Les scandales de corruption au sein de l'administration municipale de Kyiv ne surprennent plus. Mais le dernier en date est un véritable choc, même pour ceux qui étaient au courant. Selon le SBU, de hauts responsables de la mairie de la capitale, en collusion avec des employés des services publics et des entreprises privées, ont détourné des millions de hryvnias destinées aux soins des Kyiviens gravement malades, notamment ceux souffrant de troubles mentaux.
L'enquête soupçonne Gennady Lepsky, ancien directeur adjoint du département de la santé de l'administration municipale de Kyiv et actuellement en poste à l'établissement municipal de psychiatrie, d'être l'organisateur du système.

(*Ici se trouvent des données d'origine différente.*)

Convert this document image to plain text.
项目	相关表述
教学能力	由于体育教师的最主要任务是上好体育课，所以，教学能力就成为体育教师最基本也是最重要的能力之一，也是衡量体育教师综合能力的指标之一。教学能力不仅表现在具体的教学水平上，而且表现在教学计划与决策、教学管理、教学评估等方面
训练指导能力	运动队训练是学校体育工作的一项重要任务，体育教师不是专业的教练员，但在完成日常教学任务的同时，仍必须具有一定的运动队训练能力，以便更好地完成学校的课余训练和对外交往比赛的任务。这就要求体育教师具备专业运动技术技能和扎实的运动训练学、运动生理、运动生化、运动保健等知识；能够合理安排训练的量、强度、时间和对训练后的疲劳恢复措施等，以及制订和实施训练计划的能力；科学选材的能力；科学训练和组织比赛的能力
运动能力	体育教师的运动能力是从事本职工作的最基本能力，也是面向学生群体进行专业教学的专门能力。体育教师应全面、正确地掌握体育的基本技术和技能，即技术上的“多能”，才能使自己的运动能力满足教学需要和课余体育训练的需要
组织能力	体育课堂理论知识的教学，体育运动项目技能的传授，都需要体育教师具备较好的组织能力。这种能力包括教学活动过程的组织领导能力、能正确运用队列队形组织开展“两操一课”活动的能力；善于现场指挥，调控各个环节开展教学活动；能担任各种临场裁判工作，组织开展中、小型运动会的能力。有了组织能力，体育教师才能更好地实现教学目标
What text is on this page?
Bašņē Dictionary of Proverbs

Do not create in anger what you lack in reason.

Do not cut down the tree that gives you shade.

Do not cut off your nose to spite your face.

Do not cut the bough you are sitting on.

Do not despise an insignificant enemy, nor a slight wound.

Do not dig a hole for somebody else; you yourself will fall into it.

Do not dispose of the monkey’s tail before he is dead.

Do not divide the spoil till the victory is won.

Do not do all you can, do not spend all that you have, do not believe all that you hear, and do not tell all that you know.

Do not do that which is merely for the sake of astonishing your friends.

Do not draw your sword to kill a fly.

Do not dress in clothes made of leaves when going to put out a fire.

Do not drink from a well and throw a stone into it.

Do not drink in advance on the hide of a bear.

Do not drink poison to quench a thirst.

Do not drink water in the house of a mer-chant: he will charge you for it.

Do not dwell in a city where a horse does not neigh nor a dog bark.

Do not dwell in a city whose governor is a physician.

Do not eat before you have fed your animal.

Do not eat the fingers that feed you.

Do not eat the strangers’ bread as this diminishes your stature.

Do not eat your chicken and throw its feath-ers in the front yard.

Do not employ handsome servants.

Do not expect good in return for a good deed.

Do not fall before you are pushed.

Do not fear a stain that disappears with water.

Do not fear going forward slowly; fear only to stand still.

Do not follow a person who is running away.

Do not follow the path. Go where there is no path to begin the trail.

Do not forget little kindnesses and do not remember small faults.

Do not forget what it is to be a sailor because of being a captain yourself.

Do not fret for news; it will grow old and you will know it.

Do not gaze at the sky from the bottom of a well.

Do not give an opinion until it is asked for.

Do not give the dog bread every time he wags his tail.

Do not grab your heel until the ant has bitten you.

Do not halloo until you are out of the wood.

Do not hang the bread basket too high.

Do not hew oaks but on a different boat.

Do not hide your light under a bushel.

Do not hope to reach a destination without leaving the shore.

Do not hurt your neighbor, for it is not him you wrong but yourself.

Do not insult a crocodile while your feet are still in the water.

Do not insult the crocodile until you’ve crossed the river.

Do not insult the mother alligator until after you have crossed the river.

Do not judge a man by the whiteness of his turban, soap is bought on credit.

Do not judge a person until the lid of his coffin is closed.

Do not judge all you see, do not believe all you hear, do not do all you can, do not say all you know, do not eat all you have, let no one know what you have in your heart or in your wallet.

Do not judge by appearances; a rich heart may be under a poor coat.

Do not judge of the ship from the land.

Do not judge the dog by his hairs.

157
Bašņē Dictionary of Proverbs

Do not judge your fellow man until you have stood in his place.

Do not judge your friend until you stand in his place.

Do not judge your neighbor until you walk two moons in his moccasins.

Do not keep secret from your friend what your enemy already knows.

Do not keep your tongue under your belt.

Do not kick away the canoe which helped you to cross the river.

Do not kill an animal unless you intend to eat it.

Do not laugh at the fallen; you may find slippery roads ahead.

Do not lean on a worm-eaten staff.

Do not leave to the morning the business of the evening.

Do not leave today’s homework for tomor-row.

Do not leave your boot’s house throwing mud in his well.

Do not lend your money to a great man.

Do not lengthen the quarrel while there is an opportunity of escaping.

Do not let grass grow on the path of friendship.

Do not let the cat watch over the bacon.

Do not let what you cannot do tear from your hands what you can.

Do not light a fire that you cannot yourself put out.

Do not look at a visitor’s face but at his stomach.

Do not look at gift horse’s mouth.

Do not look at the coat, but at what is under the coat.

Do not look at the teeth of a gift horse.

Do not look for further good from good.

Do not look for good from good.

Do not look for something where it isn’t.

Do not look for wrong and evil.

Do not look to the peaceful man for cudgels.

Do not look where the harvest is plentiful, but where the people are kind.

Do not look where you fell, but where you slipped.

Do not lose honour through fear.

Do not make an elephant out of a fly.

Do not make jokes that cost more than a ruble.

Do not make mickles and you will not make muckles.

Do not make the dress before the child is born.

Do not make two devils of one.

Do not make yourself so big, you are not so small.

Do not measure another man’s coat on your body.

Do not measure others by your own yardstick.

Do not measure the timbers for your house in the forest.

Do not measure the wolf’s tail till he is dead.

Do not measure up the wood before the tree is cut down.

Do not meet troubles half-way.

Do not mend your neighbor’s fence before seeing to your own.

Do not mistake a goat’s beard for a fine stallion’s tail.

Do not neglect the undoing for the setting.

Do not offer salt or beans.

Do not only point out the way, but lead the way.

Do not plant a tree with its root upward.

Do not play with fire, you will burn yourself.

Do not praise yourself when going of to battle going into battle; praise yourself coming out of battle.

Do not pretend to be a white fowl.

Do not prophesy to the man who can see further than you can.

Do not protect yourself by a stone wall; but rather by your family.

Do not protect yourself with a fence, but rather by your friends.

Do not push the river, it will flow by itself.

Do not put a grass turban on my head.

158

Il a déjà été arrêté et sa caution a été fixée à 57 millions de hryvnias, soit la somme détournée, selon les enquêteurs, du budget de l'entreprise sous couvert du programme social « Des soins. Pour les Kyiviens. ».
Officiellement, tout paraissait louable : le contrat avec la SARL « Mitsne Zdorovia » prévoyait la fourniture de soins palliatifs (soins, repas, médicaments) aux habitants de Kyiv en phase terminale. 149 millions de hryvnias y étaient allouées. En réalité, la part du lion des fonds a été transférée à des entrepreneurs individuels contrôlés par ces derniers, sous couvert de locations immobilières, d’achats de biens et de « pseudo-services », qui n’ont jamais été fournis ou l’ont été à des prix exorbitants. Certains véhicules « sanitaires », comme une Porsche Cayenne flambant neuve, étaient en fait utilisés exclusivement à des fins personnelles par les organisateurs.
Selon l'enquête, le système impliquait deux directrices adjointes du Département de la politique sociale de l'administration d'État de la ville de Kyiv (probablement Lyudmila Riyako et Halyna Dovhanchyn), le directeur de la SARL « Strong Health » Ruslan Matveev, et Lepsky lui-même, qui a eu l'audace de recevoir de l'argent pour des services fictifs directement sur les comptes de l'entrepreneur individuel enregistré sous son nom.
Sentant une odeur de friture, Lepsky tenta de fuir à l'étranger avec de faux papiers d'invalidité — les mêmes qu'il avait utilisés pour échapper à la mobilisation. Mais il ne put s'échapper : il fut arrêté.
Il est intéressant de noter que cette affaire n'est pas le premier scandale impliquant Lepsky. En 2019, il avait fait la une des médias au volant d'une Porsche Cayenne de luxe immatriculée au nom de son frère. La même année, la NACP avait constaté que le fonctionnaire n'avait pas déclaré de changement de situation patrimoniale. Enfin, en 2022, Lepsky s'est retrouvé devant les tribunaux pour non-paiement de pension alimentaire.
Le parquet l'inculpe désormais de plusieurs chefs d'accusation : fraude à grande échelle, faux et usage de faux, abus de pouvoir et blanchiment d'argent. Les accusés encourent jusqu'à 12 ans de prison.
Officiellement, le Département de la politique sociale de l'administration municipale de Kyiv a répondu que les services avaient été fournis et que les dépenses étaient justifiées par des certificats de travaux effectués. Cependant, les conclusions du Service national des impôts et l'analyse du BEB indiquent le contraire : des millions de hryvnias ont été perçues sans aucun bénéfice réel pour les patients.
Dans ce contexte, les « enregistrements de Komarnytskyi » ne paraissent plus aussi choquants. L’administration municipale de Kyiv semble piller le budget de manière systématique et professionnelle, dissimulée derrière de beaux noms de programmes, des initiatives prestigieuses, voire des œuvres de charité. Seules les cibles du pillage ont changé : cette fois, ce sont les plus vulnérables et les plus sans défense.